The effectiveness of the Ohalo Data X-Ray anonymisation has been evaluated in comparison to manual anonymisation. The evaluation made use of RIDDOR data used for the HSE Construction Division RIDDOR dashboard1, which was manually anonymised in 2017 and made public. The standard of assessment used to define a significant data breach was that there will likely be a risk to people’s rights and freedoms in the event that HSE data is shared externally. This is the same as that used by the UK Information Commissioners Office (ICO)2.
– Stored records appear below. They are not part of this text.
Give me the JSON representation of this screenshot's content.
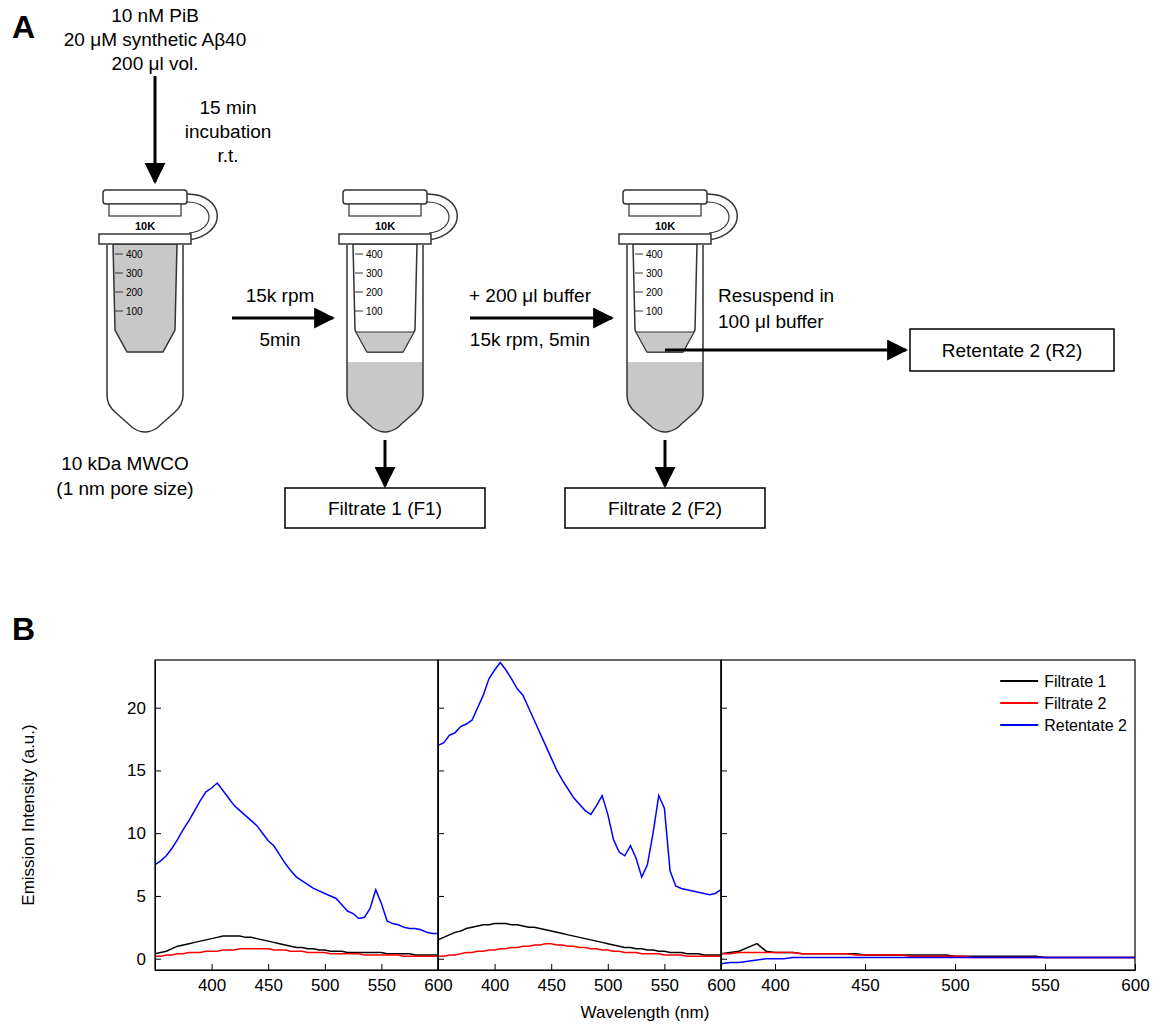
{
  "panel_labels": [
    "A",
    "B"
  ],
  "diagram": {
    "sample_lines": [
      "10 nM PiB",
      "20 μM synthetic Aβ40",
      "200 μl vol."
    ],
    "incubation_lines": [
      "15 min",
      "incubation",
      "r.t."
    ],
    "filter_lines": [
      "10 kDa MWCO",
      "(1 nm pore size)"
    ],
    "tube_label": "10K",
    "graduations": [
      "400",
      "300",
      "200",
      "100"
    ],
    "step1_lines": [
      "15k rpm",
      "5min"
    ],
    "step2_lines": [
      "+ 200 μl buffer",
      "15k rpm, 5min"
    ],
    "step3_lines": [
      "Resuspend in",
      "100 μl buffer"
    ],
    "boxes": [
      "Filtrate 1 (F1)",
      "Filtrate 2 (F2)",
      "Retentate 2 (R2)"
    ]
  },
  "chart_data": [
    {
      "type": "line",
      "ylabel": "Emission Intensity (a.u.)",
      "x": [
        350,
        355,
        360,
        365,
        370,
        375,
        380,
        385,
        390,
        395,
        400,
        405,
        410,
        415,
        420,
        425,
        430,
        435,
        440,
        445,
        450,
        455,
        460,
        465,
        470,
        475,
        480,
        485,
        490,
        495,
        500,
        505,
        510,
        515,
        520,
        525,
        530,
        535,
        540,
        545,
        550,
        555,
        560,
        565,
        570,
        575,
        580,
        585,
        590,
        595,
        600
      ],
      "series": [
        {
          "name": "Filtrate 1",
          "color": "#000000",
          "values": [
            0.4,
            0.5,
            0.6,
            0.8,
            1,
            1.1,
            1.2,
            1.3,
            1.4,
            1.5,
            1.6,
            1.7,
            1.8,
            1.8,
            1.8,
            1.8,
            1.7,
            1.7,
            1.6,
            1.5,
            1.4,
            1.3,
            1.2,
            1.1,
            1,
            0.9,
            0.9,
            0.8,
            0.8,
            0.7,
            0.7,
            0.6,
            0.6,
            0.6,
            0.5,
            0.5,
            0.5,
            0.5,
            0.5,
            0.5,
            0.5,
            0.4,
            0.4,
            0.4,
            0.4,
            0.4,
            0.3,
            0.3,
            0.3,
            0.3,
            0.3
          ]
        },
        {
          "name": "Filtrate 2",
          "color": "#ff0000",
          "values": [
            0.2,
            0.2,
            0.3,
            0.3,
            0.4,
            0.4,
            0.5,
            0.5,
            0.5,
            0.6,
            0.6,
            0.6,
            0.7,
            0.7,
            0.7,
            0.8,
            0.8,
            0.8,
            0.8,
            0.8,
            0.8,
            0.7,
            0.7,
            0.7,
            0.6,
            0.6,
            0.6,
            0.5,
            0.5,
            0.5,
            0.5,
            0.4,
            0.4,
            0.4,
            0.4,
            0.4,
            0.4,
            0.3,
            0.3,
            0.3,
            0.3,
            0.3,
            0.3,
            0.3,
            0.2,
            0.2,
            0.2,
            0.2,
            0.2,
            0.2,
            0.2
          ]
        },
        {
          "name": "Retentate 2",
          "color": "#0000ff",
          "values": [
            7.5,
            7.8,
            8.2,
            8.8,
            9.5,
            10.3,
            11,
            11.8,
            12.6,
            13.3,
            13.6,
            14,
            13.4,
            12.8,
            12.2,
            11.8,
            11.4,
            11,
            10.6,
            10,
            9.4,
            9,
            8.3,
            7.6,
            7,
            6.5,
            6.2,
            5.9,
            5.6,
            5.4,
            5.2,
            5,
            4.8,
            4.3,
            3.8,
            3.6,
            3.2,
            3.3,
            4,
            5.5,
            4.4,
            3,
            2.8,
            2.7,
            2.5,
            2.4,
            2.4,
            2.3,
            2.1,
            2,
            2
          ]
        }
      ],
      "xlim": [
        350,
        600
      ],
      "xticks": [
        400,
        450,
        500,
        550,
        600
      ],
      "ylim": [
        -0.9,
        23.8
      ],
      "yticks": [
        0,
        5,
        10,
        15,
        20
      ]
    },
    {
      "type": "line",
      "xlabel": "Wavelength (nm)",
      "x": [
        350,
        355,
        360,
        365,
        370,
        375,
        380,
        385,
        390,
        395,
        400,
        405,
        410,
        415,
        420,
        425,
        430,
        435,
        440,
        445,
        450,
        455,
        460,
        465,
        470,
        475,
        480,
        485,
        490,
        495,
        500,
        505,
        510,
        515,
        520,
        525,
        530,
        535,
        540,
        545,
        550,
        555,
        560,
        565,
        570,
        575,
        580,
        585,
        590,
        595,
        600
      ],
      "series": [
        {
          "name": "Filtrate 1",
          "color": "#000000",
          "values": [
            1.5,
            1.7,
            1.9,
            2.1,
            2.2,
            2.4,
            2.5,
            2.6,
            2.7,
            2.7,
            2.8,
            2.8,
            2.8,
            2.7,
            2.7,
            2.6,
            2.5,
            2.5,
            2.4,
            2.3,
            2.2,
            2.1,
            2,
            1.9,
            1.8,
            1.7,
            1.6,
            1.5,
            1.4,
            1.3,
            1.2,
            1.1,
            1,
            0.9,
            0.9,
            0.8,
            0.8,
            0.7,
            0.7,
            0.6,
            0.6,
            0.5,
            0.5,
            0.5,
            0.4,
            0.4,
            0.4,
            0.3,
            0.3,
            0.3,
            0.3
          ]
        },
        {
          "name": "Filtrate 2",
          "color": "#ff0000",
          "values": [
            0.2,
            0.2,
            0.3,
            0.3,
            0.4,
            0.5,
            0.5,
            0.6,
            0.6,
            0.7,
            0.7,
            0.8,
            0.8,
            0.9,
            0.9,
            1,
            1,
            1.1,
            1.1,
            1.2,
            1.2,
            1.1,
            1.1,
            1,
            1,
            0.9,
            0.9,
            0.8,
            0.8,
            0.7,
            0.7,
            0.6,
            0.6,
            0.5,
            0.5,
            0.5,
            0.4,
            0.4,
            0.4,
            0.4,
            0.3,
            0.3,
            0.3,
            0.3,
            0.2,
            0.2,
            0.2,
            0.2,
            0.2,
            0.2,
            0.2
          ]
        },
        {
          "name": "Retentate 2",
          "color": "#0000ff",
          "values": [
            17,
            17.2,
            17.8,
            18,
            18.5,
            18.7,
            19,
            20,
            21,
            22.3,
            23,
            23.6,
            23,
            22.3,
            21.5,
            21,
            20,
            19,
            18,
            17,
            16,
            15,
            14.2,
            13.5,
            12.8,
            12.3,
            11.8,
            11.5,
            12.2,
            13,
            11.5,
            9.5,
            8.5,
            8.2,
            9,
            8,
            6.5,
            7.5,
            10,
            13,
            12,
            7,
            5.8,
            5.6,
            5.5,
            5.4,
            5.3,
            5.2,
            5.1,
            5.2,
            5.5
          ]
        }
      ],
      "xlim": [
        350,
        600
      ],
      "xticks": [
        400,
        450,
        500,
        550,
        600
      ],
      "ylim": [
        -0.9,
        23.8
      ],
      "yticks": [
        0,
        5,
        10,
        15,
        20
      ],
      "tick_labels": "x"
    },
    {
      "type": "line",
      "x": [
        370,
        375,
        380,
        385,
        390,
        395,
        400,
        405,
        410,
        415,
        420,
        425,
        430,
        435,
        440,
        445,
        450,
        455,
        460,
        465,
        470,
        475,
        480,
        485,
        490,
        495,
        500,
        505,
        510,
        515,
        520,
        525,
        530,
        535,
        540,
        545,
        550,
        555,
        560,
        565,
        570,
        575,
        580,
        585,
        590,
        595,
        600
      ],
      "series": [
        {
          "name": "Filtrate 1",
          "color": "#000000",
          "values": [
            0.4,
            0.5,
            0.6,
            0.9,
            1.2,
            0.6,
            0.5,
            0.5,
            0.5,
            0.4,
            0.4,
            0.4,
            0.4,
            0.4,
            0.4,
            0.4,
            0.3,
            0.3,
            0.3,
            0.3,
            0.3,
            0.3,
            0.3,
            0.3,
            0.3,
            0.3,
            0.2,
            0.2,
            0.2,
            0.2,
            0.2,
            0.2,
            0.2,
            0.2,
            0.2,
            0.2,
            0.1,
            0.1,
            0.1,
            0.1,
            0.1,
            0.1,
            0.1,
            0.1,
            0.1,
            0.1,
            0.1
          ]
        },
        {
          "name": "Filtrate 2",
          "color": "#ff0000",
          "values": [
            0.4,
            0.4,
            0.5,
            0.5,
            0.5,
            0.5,
            0.5,
            0.5,
            0.5,
            0.4,
            0.4,
            0.4,
            0.4,
            0.4,
            0.4,
            0.3,
            0.3,
            0.3,
            0.3,
            0.3,
            0.3,
            0.2,
            0.2,
            0.2,
            0.2,
            0.2,
            0.2,
            0.2,
            0.1,
            0.1,
            0.1,
            0.1,
            0.1,
            0.1,
            0.1,
            0.1,
            0.1,
            0.1,
            0.1,
            0.1,
            0.1,
            0.1,
            0.1,
            0.1,
            0.1,
            0.1,
            0.1
          ]
        },
        {
          "name": "Retentate 2",
          "color": "#0000ff",
          "values": [
            -0.4,
            -0.3,
            -0.3,
            -0.2,
            -0.1,
            0,
            0,
            0,
            0.1,
            0.1,
            0.1,
            0.1,
            0.1,
            0.1,
            0.1,
            0.1,
            0.1,
            0.1,
            0.1,
            0.1,
            0.1,
            0.1,
            0.1,
            0.1,
            0.1,
            0.1,
            0.1,
            0.1,
            0.1,
            0.1,
            0.1,
            0.1,
            0.1,
            0.1,
            0.1,
            0.1,
            0.1,
            0.1,
            0.1,
            0.1,
            0.1,
            0.1,
            0.1,
            0.1,
            0.1,
            0.1,
            0.1
          ]
        }
      ],
      "xlim": [
        370,
        600
      ],
      "xticks": [
        400,
        450,
        500,
        550,
        600
      ],
      "ylim": [
        -0.9,
        23.8
      ],
      "yticks": [
        0,
        5,
        10,
        15,
        20
      ],
      "tick_labels": "x",
      "legend": "upper right"
    }
  ]
}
From the 1998 RIDDOR reports analysed, 743 contained sensitive text, including some personally identifiable information (PII). After anonymisation using Ohalo’s Data X-Ray, 94 records retained some personally identifiable information, of which 19 would be considered sufficient for a significant breach. Based on these figures, Ohalo’s Data X-Ray was able to reduce the number of sensitive records by 97% (i.e. 724/743 were adequately anonymised, 19/743 remained sensitive). For the 3% of records that remained sensitive, it was generally because information on a named individual along with details of a specific injury or other event still remained after anonymisation.
Aims and objectives
Ohalo Data X-Ray is a server-based, customizable tool for anonymising data, however it has not been used in a Health and Safety context previously and some types of data that we would wish to anonymise were not originally recognised. Additionally, the methods of anonymisation meant that the text entity association was not retained as part of the anonymisation process (e.g. ‘Date’, ‘Person’, ‘Organisation’). This project was to evaluate and improve the anonymisation of health and safety data and add the capability for context specific anonymisation and entity association to improve its use as part of an integrated research desensitization pipeline.
Due to the complex and evolving methods that can be used to identify individuals from their data, it is not anticipated that complete anonymisation will be possible in all cases. However, the reduction in risk provided by this anonymisation evaluation methodology allows that risk to be properly understood so that suitable controls can be put in place to manage residual risk.